Former Pittsburgh QB Pat Bostick's eligibility ended after last season, but he'll still be around the team: He'll be the radio analyst on Panthers games this fall. Bostick was a big recruit who never lived up to the hype, but as a freshman, he was the starting quarterback in the 2007 victory that knocked West Virginia out of a spot in the title game and, as a result, sent then-WVU coach Rich Rodriguez on the way to Michigan. Bostick is in graduate school pursuing a master's in education. He replaces former Pitt star OT Bill Fralic, who resigned from the post after seven seasons. Fralic was critical of Pitt AD Steve Pederson in January, but he told Pittsburgh media last week that living in Atlanta and commuting to games had gotten to be too much.

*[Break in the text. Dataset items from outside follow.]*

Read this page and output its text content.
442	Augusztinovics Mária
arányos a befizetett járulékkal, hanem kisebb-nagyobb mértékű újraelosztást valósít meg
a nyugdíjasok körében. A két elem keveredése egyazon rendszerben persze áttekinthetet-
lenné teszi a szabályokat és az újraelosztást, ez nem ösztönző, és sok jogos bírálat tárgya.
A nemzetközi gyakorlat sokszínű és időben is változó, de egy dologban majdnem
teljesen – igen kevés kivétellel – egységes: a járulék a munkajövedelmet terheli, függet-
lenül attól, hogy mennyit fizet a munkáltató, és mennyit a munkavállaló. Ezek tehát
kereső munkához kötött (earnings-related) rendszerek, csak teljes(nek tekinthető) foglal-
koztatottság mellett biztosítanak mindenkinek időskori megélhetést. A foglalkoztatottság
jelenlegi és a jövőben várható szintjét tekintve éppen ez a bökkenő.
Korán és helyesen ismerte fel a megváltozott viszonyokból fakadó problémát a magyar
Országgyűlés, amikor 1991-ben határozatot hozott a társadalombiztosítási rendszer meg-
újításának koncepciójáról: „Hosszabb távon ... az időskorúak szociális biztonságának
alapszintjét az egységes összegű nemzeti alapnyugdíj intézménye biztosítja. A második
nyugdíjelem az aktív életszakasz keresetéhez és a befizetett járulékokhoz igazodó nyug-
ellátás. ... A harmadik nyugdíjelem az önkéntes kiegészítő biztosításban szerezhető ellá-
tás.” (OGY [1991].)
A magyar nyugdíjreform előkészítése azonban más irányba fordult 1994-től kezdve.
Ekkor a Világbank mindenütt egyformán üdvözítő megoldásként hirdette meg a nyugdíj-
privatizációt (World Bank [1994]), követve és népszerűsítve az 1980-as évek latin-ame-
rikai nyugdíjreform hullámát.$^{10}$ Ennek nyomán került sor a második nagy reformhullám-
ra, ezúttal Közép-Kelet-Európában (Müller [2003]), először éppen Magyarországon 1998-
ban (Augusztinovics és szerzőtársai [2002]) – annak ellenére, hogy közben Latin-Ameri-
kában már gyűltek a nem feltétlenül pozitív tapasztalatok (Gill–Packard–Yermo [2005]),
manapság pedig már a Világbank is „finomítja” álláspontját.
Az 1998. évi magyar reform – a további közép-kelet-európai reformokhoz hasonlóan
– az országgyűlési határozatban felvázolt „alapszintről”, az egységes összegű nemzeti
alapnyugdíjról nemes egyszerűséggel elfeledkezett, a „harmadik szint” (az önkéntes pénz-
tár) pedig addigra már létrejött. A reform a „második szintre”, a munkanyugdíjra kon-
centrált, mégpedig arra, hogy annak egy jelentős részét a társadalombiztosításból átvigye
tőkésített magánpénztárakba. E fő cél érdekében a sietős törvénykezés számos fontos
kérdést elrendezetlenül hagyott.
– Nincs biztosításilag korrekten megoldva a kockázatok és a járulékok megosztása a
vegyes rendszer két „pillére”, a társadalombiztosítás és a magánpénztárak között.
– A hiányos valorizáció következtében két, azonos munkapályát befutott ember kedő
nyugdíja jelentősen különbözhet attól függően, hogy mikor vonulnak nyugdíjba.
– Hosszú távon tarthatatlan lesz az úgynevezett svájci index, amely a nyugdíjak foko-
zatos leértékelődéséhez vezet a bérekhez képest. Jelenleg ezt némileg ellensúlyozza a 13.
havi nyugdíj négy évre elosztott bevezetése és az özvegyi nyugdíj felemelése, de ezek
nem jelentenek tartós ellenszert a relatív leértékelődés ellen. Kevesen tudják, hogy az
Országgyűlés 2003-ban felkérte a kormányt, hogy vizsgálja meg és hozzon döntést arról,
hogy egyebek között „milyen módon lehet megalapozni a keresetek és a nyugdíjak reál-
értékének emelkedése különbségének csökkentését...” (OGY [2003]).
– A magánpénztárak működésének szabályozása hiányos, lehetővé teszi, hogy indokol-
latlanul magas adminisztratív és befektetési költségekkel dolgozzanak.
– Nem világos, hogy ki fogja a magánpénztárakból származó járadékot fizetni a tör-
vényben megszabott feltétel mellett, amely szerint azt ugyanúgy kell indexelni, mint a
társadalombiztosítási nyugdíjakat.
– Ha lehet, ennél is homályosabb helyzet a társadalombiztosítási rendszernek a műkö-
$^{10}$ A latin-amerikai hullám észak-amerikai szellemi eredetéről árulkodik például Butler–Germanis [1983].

The Ohio High School Football Coaches Association is encouraging its members to wear a white shirt and tie during their season-openers next month in an homage to former Ohio State coach Jim Tressel - you know, the same guy who resigned last month in disgrace after breaking NCAA rules. Tressel was inducted into the Ohio High School Football Coaches Association's Hall of Fame recently despite never coaching high school ball in the state. Interestingly, coaches in the Ohio Hall have plaques installed in a place of honor in - wait for it - Ohio Stadium.

Are you jonesing for football to the point where you would even watch league media day activities? Well, ESPNU has you covered. The network will cover the media days for the SEC (July 20-22), Pac-12 (July 26) and Big East (Aug. 2).

California is in the process of remodeling Memorial Stadium - the Golden Bears will play their home games this season at AT&T Park, the home of the San Francisco Giants - and the school is letting fans vote on some potential field designs.

The Southern Conference, one of the best FCS leagues, announced last week that it will have a game of the week televised on PBS stations in Georgia, North Carolina and South Carolina starting this fall.